1. Field of the Invention
The present invention relates to a semiconductor integrated circuit device and more particularly to a cross-sectional configuration of an element-to-element line for electrically connecting semiconductor elements to each other.
2. Description of the Background Art
FIG. 56 is a cross-sectional view of an inner portion of a conventional semiconductor integrated circuit device. Semiconductor elements 2 and 3 are formed on the surface of a semiconductor substrate 1, as shown in FIG. 56. The semiconductor element 2 is a transistor including diffusion regions 101, 102, an insulating film 103 and a gate electrode 104, and the semiconductor element 3 is a diffused resistor including a diffusion region 105. The semiconductor elements 2 and 3 are connected electrically to each other with an element-to-element line 4, as shown. Reference numeral 5 designates a protective film, and 6 to 9 designate other lines.

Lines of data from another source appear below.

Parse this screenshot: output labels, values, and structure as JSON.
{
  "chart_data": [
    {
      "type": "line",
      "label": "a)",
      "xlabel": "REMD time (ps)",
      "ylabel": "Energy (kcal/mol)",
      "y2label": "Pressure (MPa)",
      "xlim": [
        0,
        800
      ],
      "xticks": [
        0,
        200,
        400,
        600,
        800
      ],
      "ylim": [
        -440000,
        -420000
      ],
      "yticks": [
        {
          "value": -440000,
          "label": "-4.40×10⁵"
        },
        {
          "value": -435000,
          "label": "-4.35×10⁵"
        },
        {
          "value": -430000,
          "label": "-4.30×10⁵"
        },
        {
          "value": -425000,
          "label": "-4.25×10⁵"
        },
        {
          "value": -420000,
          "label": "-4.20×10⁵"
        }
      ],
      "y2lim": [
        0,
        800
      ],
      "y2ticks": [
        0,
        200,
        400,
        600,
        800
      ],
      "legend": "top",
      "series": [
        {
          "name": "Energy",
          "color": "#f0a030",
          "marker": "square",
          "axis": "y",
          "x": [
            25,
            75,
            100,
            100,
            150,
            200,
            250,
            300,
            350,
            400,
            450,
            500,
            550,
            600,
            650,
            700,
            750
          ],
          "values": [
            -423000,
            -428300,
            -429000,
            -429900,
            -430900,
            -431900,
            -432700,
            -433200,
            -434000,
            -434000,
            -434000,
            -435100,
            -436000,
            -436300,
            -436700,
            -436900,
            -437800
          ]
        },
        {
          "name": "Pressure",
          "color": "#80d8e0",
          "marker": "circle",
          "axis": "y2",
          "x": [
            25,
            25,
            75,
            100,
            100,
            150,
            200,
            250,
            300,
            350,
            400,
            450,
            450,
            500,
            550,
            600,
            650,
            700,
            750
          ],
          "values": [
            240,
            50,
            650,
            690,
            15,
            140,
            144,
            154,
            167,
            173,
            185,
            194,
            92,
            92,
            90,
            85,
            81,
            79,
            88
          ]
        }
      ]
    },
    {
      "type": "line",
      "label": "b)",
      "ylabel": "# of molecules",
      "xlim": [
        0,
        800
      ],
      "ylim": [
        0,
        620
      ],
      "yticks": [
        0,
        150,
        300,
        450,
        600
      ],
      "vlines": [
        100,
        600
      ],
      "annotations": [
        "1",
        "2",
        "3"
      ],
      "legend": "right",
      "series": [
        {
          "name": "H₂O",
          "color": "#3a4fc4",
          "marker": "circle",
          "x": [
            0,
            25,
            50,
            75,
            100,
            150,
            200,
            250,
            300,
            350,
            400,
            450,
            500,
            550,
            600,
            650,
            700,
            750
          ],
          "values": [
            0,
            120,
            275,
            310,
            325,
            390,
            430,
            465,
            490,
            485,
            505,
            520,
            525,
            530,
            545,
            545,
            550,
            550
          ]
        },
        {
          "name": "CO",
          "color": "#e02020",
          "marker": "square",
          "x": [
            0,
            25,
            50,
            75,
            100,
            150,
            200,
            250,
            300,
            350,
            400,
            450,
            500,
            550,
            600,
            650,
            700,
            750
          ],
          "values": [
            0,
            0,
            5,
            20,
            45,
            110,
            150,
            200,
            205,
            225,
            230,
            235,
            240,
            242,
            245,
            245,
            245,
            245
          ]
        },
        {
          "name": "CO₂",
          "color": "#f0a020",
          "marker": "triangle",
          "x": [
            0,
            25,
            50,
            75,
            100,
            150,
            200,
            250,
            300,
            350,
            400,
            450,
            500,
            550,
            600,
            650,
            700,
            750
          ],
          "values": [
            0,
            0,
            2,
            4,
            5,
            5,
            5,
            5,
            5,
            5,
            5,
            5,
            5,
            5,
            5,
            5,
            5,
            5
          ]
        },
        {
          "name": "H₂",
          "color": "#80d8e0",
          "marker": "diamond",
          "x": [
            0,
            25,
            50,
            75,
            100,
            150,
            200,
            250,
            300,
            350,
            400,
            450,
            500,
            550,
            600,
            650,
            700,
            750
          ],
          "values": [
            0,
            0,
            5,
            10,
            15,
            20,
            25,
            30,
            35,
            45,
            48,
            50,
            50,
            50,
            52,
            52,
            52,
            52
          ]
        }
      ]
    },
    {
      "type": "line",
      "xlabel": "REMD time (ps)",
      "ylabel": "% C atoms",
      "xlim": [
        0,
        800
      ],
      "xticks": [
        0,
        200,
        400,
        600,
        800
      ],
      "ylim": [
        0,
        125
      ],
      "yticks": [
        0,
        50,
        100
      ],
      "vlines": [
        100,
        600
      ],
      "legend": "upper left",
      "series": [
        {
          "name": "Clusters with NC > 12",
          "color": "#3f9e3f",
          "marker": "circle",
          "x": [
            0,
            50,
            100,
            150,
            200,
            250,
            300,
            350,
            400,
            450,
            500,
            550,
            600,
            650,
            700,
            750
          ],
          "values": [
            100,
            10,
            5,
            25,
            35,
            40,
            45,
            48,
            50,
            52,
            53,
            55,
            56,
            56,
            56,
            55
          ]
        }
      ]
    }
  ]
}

As above described, the semiconductor elements 2 and 3 are formed on the semiconductor substrate 1, and the element-to-element line is formed for electrically connecting the semiconductor elements, to provide the semiconductor integrated circuit device.
FIG. 57 is a cross-sectional view taken along the line A--A of FIG. 56. The ordinary element-to-element line 4 is of a quadrangular (rectangular) configuration configuration in cross section having horizontal portions at its upper and lower surfaces, as shown in FIG. 57.
FIG. 58 schematically illustrates parasitic capacitances generated by forming lines. An adjacent line-to-line parasitic capacitance C1 is generated between adjacent lines 41 and 42, an adjacent line-to-line parasitic capacitance C2 is generated between adjacent lines 42 and 43, and a substrate-to-line parasitic capacitance C3 is generated between the line 42 and the semiconductor substrate 1.
The parasitic capacitances have not presented a serious problem in the prior art semiconductor manufacturing technique because of its large design size. However, as recent rapid advance of the manufacturing technique has caused the design size to be finer, the parasitic capacitances due to two-dimensional size of lines have not been negligible compared with capacitances of materials.
Consequently, the increase in the parasitic capacitances due to the line formation causes a reduction in operating speeds of the semiconductor integrated circuit device and an increase in power consumption.